Mais Madame Finance ne pensait pas seulement au confort matériel de toute cette jeunesse. Elle voulait une authentique éducation.
Pour les pensionnaires, en soirée  car, à l’époque, on ne sortait pas beaucoup  des causeries, des conférences, des fêtes dont la Sainte Catherine était l’une des plus attendues. Madame Finance désirait aussi une formation chrétienne pour ces jeunes. Le Foyer possédait une chapelle (aujourd’hui la cafétéria), les fêtes religieuses étaient préparées avec soin et une retraite annuelle avait un profond retentissement sur la vie des jeunes.
Ce Foyer devait se développer. C’est encore Madame Finance qui prit en charge les aménagements intérieurs des 3ème et 4ème étages.
Voulant consolider l’avenir de la Maison de Famille, elle fonde l’Association du Foyer de la Jeune Fille selon la loi de 1901. L’assemblée constitutive eut lieu le 3 mai 1920 ; l’Association du Foyer de la Jeune Fille fut enregistrée au Journal Officiel le 12 mai 1920. L’Association comprend les bâtiments 99,101 et 103 de la rue St Georges.
En 1922, l’Assemblée Générale ouvre les bâtiments du 101 aux œuvres de la jeunesse : patronage, catéchisme pour enfants et forains,… Ces mouvements prennent en charge les frais généraux de cette partie de l’établissement. En 1923, ce complexe recevait : 50 pensionnaires, 120 jeunes travailleuses au restaurant, 60 travailleuses au « réchaud ».
Cette vie active, joyeuse, éducative se continue dans l’histoire, malgré les démarches officielles aux impôts afin de supprimer l’impôt sur le chiffre d’affaire. Et Madame Finance donne à la nouvelle Association tout ce complexe créé pour la Jeunesse.
Mais la guerre de 1940 arrive, ce qui apporte du changement :

  • Fermeture du restaurant et du « réchaud »
  • Diminution du nombre de pensionnaires, les parents craignant les bombardements pour leurs filles
  • Accueil d’élèves de l’Ecole Normale dont l’internat fermait.

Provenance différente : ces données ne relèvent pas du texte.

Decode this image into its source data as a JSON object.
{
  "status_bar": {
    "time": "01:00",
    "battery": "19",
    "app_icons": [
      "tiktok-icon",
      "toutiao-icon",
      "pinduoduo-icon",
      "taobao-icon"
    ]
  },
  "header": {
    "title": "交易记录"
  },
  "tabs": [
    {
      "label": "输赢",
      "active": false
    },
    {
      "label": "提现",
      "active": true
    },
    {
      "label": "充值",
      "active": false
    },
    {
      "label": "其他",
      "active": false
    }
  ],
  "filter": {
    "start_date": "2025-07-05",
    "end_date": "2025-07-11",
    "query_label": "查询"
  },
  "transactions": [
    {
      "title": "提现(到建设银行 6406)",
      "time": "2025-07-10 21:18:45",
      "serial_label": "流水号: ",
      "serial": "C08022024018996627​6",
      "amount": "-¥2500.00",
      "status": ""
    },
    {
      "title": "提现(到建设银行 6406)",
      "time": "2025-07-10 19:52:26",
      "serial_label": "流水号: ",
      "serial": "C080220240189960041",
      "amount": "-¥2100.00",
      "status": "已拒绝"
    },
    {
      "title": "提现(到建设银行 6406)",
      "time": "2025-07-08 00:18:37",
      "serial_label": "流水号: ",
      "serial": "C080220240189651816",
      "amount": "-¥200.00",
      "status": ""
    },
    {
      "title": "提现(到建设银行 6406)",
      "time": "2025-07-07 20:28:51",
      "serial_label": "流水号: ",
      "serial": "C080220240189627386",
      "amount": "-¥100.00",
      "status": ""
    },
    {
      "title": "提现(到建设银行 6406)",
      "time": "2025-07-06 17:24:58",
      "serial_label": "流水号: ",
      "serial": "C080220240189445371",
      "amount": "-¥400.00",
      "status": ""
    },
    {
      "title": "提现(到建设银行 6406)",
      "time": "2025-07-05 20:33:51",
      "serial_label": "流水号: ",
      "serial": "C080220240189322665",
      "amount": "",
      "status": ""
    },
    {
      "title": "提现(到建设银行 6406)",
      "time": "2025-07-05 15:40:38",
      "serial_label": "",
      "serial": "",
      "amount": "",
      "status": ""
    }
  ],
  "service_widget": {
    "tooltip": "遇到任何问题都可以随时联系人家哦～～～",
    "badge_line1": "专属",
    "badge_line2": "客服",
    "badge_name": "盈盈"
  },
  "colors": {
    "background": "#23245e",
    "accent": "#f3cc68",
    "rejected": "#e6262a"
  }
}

La vie du Foyer continue cependant. Vers 1954, la demande du restaurant est tellement importante qu’il ouvre à nouveau mais, cette fois, dans les locaux du Foyer. C’était une véritable ruche chaque jour entre 11h30 et 13h30. Certaines années, il était servi jusqu’à 200 repas midi. Le restaurant était mixte depuis 1974 ; la vie évoluant, le Foyer devait ouvrir ses portes. On allait beaucoup au théâtre pour les opérettes, aux Jeunesses Musicales salle Poirel et les fêtes continuaient ainsi que les conférences.

Le but de l’équipe d’animation était d’aider la jeunesse travailleuse à prendre sa vie en main, savoir s’organiser lors de son installation en ville, de créer des liens d’amitié avec d’autres jeunes. Ce but a souvent été atteint : il suffit de rencontrer d’anciennes pensionnaires vous disant les bons souvenirs qu’elles gardent du Foyer mais aussi les liens durables qui se continuent par les rencontres, l’aide qu’elles s’apportent mutuellement.

A noter rapidement les transformations réalisées entre 1953 et 1983 :

  • Remplacement du chauffage central
  • Eau courante chaude et froide (1956)
  • Toiture (1961)
  • Douches (1962)
  • Mobilier de toutes les chambres (1960-61-62)
  • Ouverture de la cafétéria (1965)
  • Installation de la nouvelle cuisine (1974)
  • Construction de la « Galerie » (1974)
  • Remplacement de la chaudière (1982)

Il paraît que chaque période de cinq ans environ apporte une transformation dans les activités et les désirs des jeunes. Chaque fois, une adaptation nouvelle est nécessaire. Il y faut beaucoup de patience, d’écoute et d’amour des jeunes.